Jakarta’s ‘Slum Tourism’ Sees Growing Interest


Jakarta, June 2102 - Recent years have seen “poverty tourism” mushroom globally, from the favelas of Brazil to the slums of Dharavi in Mumbai, popularized by the film “Slumdog Millionaire”.

“Jakarta Hidden Tours” trip, aims to show visitors the squalid conditions of the nation’s poor. “Tourists stay in their ghetto. We show what is really Jakarta,” said Ronny Poluan, 59, an Indonesian documentary maker who created the non-profit organization in 2008. “We have about 10 tours per month, with two to four tourists each time. More and more people are coming, some now even come just for my tour,” Poluan said.

A few hundred families cram into the slum in the Tanah Abang neighbourhood. Rohaizad Abu Bakar, 28, a bank employee from Singapore, said he could not believe his eyes as he wandered around the slum in the Indonesian capital, a jumble of hundreds of shacks, some less than a meter from a railway line. “I decided to experience the real Jakarta”.

Each tourist pays IDR500,000 to visit, with half of that going to the tour company, and the rest funding doctor visits, microfinance projects or community projects such as school building.

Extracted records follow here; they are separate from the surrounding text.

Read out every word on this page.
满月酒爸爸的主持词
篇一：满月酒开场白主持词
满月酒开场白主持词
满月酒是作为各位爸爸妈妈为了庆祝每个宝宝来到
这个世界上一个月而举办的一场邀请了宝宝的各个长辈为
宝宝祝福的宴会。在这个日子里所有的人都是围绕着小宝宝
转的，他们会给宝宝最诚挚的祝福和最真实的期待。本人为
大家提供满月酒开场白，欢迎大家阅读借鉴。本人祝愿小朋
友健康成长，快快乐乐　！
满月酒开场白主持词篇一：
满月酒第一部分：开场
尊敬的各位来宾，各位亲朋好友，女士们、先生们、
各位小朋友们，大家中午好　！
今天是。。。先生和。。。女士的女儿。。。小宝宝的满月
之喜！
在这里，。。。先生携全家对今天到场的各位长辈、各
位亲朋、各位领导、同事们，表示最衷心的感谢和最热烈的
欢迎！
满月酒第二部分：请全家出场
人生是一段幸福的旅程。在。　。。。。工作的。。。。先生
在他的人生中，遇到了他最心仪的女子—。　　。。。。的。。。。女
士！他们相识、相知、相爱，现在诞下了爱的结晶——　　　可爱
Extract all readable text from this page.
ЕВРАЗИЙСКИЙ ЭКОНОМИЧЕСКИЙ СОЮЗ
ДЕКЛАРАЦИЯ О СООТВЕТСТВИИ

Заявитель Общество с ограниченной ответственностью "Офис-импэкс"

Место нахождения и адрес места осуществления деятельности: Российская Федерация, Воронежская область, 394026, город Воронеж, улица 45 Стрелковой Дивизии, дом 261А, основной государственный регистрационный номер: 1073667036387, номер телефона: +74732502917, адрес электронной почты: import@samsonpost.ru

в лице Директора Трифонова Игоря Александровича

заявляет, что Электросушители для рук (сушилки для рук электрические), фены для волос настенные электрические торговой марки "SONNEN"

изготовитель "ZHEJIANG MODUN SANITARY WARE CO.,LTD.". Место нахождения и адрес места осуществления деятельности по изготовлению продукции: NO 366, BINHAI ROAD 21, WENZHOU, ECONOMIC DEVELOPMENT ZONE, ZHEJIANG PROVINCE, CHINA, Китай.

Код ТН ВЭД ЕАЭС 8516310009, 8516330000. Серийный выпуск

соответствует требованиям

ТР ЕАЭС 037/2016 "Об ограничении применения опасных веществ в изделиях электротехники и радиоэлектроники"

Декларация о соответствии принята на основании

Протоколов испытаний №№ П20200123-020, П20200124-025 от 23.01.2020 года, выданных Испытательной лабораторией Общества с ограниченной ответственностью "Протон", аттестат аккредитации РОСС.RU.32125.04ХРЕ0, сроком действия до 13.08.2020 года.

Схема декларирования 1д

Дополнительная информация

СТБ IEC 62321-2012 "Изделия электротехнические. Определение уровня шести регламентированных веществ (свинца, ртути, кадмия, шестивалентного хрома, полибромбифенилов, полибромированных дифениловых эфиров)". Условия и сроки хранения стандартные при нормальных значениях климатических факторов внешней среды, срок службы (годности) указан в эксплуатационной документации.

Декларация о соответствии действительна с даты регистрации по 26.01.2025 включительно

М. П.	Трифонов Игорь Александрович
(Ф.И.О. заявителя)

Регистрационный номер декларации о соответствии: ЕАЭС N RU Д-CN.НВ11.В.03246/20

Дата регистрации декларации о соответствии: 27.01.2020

Ronny Poulan says he doesn’t give cash but pays the doctors directly. Organizers say it raises awareness and brings aid to the destitute of the city, but accusations of exploitation are never far away and critics say poverty should not be a tourist attraction.

Regardless of the critics of the tour, residents say they look forward to the daily influx of foreigners witnessing their lifestyles. The slum dwellers, like half of Indonesia, live on less than two dollars per day.

Caroline Bourget, a teacher from Jakarta’s French School said “If I had not seen it, I would not have done anything about it,” and stated she is now discussing setting up a mobile school in the slum to give disadvantaged children a better chance in life. “Here we are at the heart of reality,” she said.